Backlighting, as the name suggests, is when the lighting is behind or in back of your subject.
It’s the lighting that can be seen in portraits as rim lighting, softly illuminating hair and clothing, and helping to separate the subjects from the background. It can also be found in landscape images – as the sun setting behind a mountain, dipping below the horizon – or partially obscured by a tree.
While it can be challenging to work with, when captured effectively, back lighting can be used to dramatically enhance your images, and add depth and visual interest to your compositions. In fact, many photographers consider it to be the best type of lighting; ideal for creating images that have a beautiful, ethereal look.
When captured properly, backlighting can result in some rewarding images. With this in mind, let’s take a look at how you can use backlighting to enhance your photos.
1. Know When to Go
In order to capture beautiful backlighting, you’ll need to know when to find it. One of the best forms of backlighting is found during golden hour – morning and late evening – when everything is awash in a golden glow. During golden hour, the sun is at a lower angle in the sky, and the lighting is softer and far easier to worth with. Golden hour is ideal for capturing portraits, landscapes, and even nature and macro images.
2. Capture Beautiful Portraits
Perhaps one of the most common uses of backlighting is for portraiture; especially during golden hour, when the soft, late afternoon lighting produces beautiful, flattering light. Positioning your subjects with their backs to the sun can also help you to capture some gorgeous highlights.
With portraits, using a wide aperture will give you a shallow depth of field, allowing you to draw the subject into focus while softly blurring the background and foreground. You may want to consider purchasing a reflector, to help bounce some of the light back onto your subjects’ faces for a beautiful, more even exposure.

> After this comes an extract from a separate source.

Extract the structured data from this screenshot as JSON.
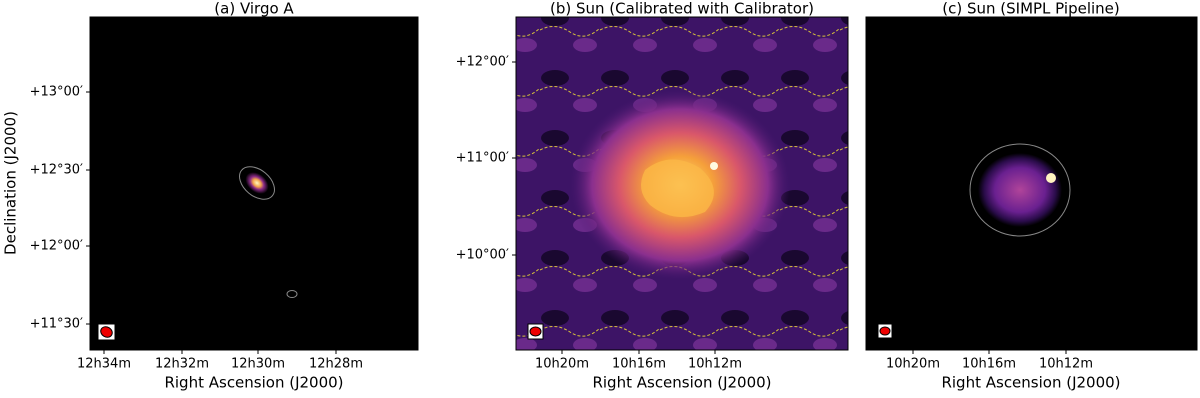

3. Photograph Amazing Landscapes
Backlighting also works spectacularly well for landscape images. For landscapes, you’ll usually want to look for solid structures; such as a house, building, lighthouse, or tree to include in your composition, and depth and interest to your image. If the sun is especially bright, positioning something in front of it can help to block some of the bright light; resulting in a beautiful starburst effect.
Important: take care to protect your eyes. You’ll want to avoid looking directly at the bright sun through the lens.
4. Create Silhouettes
Another great thing about backlighting is the chance to create some silhouettes. Sunrise and sunset present especially good opportunities for silhouette photography. To capture silhouettes, position your subject in front of the sun, then use spot metering to meter on a bright part of the scene to create a silhouette effect. For a fun, starburst effect, try to position yourself so the sun is partially obscured behind an object and use a narrow aperture like f/22.
5. Consider Spot Metering
Metering is how your camera determines how much light is in a scene. In most cases, your camera can accurately determine the correct exposure, but with backlighting, it often gets confused and underexposes the subject. To ensure the best exposure for your images, you may want to consider spot metering; which will allow you to focus on the area of your image that you would like to have properly exposed. If you don’t feel like switching your metering mode, adjusting your exposure compensation by +1.0 is often enough to expose your subject properly.
6. Adjust Your White Balance
Backlighting can also throw off your camera’s auto white balance. In some case, you may want to try setting a custom white balance setting, to save yourself some hassle when adjusting skin tones later on. Try using the “shade” or “cloudy” setting to accentuate the vibrant, warm tones found during golden hour.
7. Use a Lens Hood
A lens hood is inexpensive and helpful when it comes to backlighting. Using a lens hood will help your camera to focus when shooting into the light, and can help to prevent lens flare as well. If you don’t have a lens hood, try shielding some of the light with your hand to help your camera focus.
8. Edit in Post
Backlit images can often benefit from a few adjustments in post-processing to help enhance the end result. Often, details can be brought out of dark shadows. Other times, you may want to create a composite image by blending two images with different exposures together.
While backlighting can be a challenge, it’s a skill that’s worth having. Being able to work with backlighting can help you to showcase your subject, or composition at hand, in the best possible light, and will help you to capture some beautiful, striking images. It will also allow you to work during difficult lighting conditions; and give you the tools you need to create some truly amazing works of art.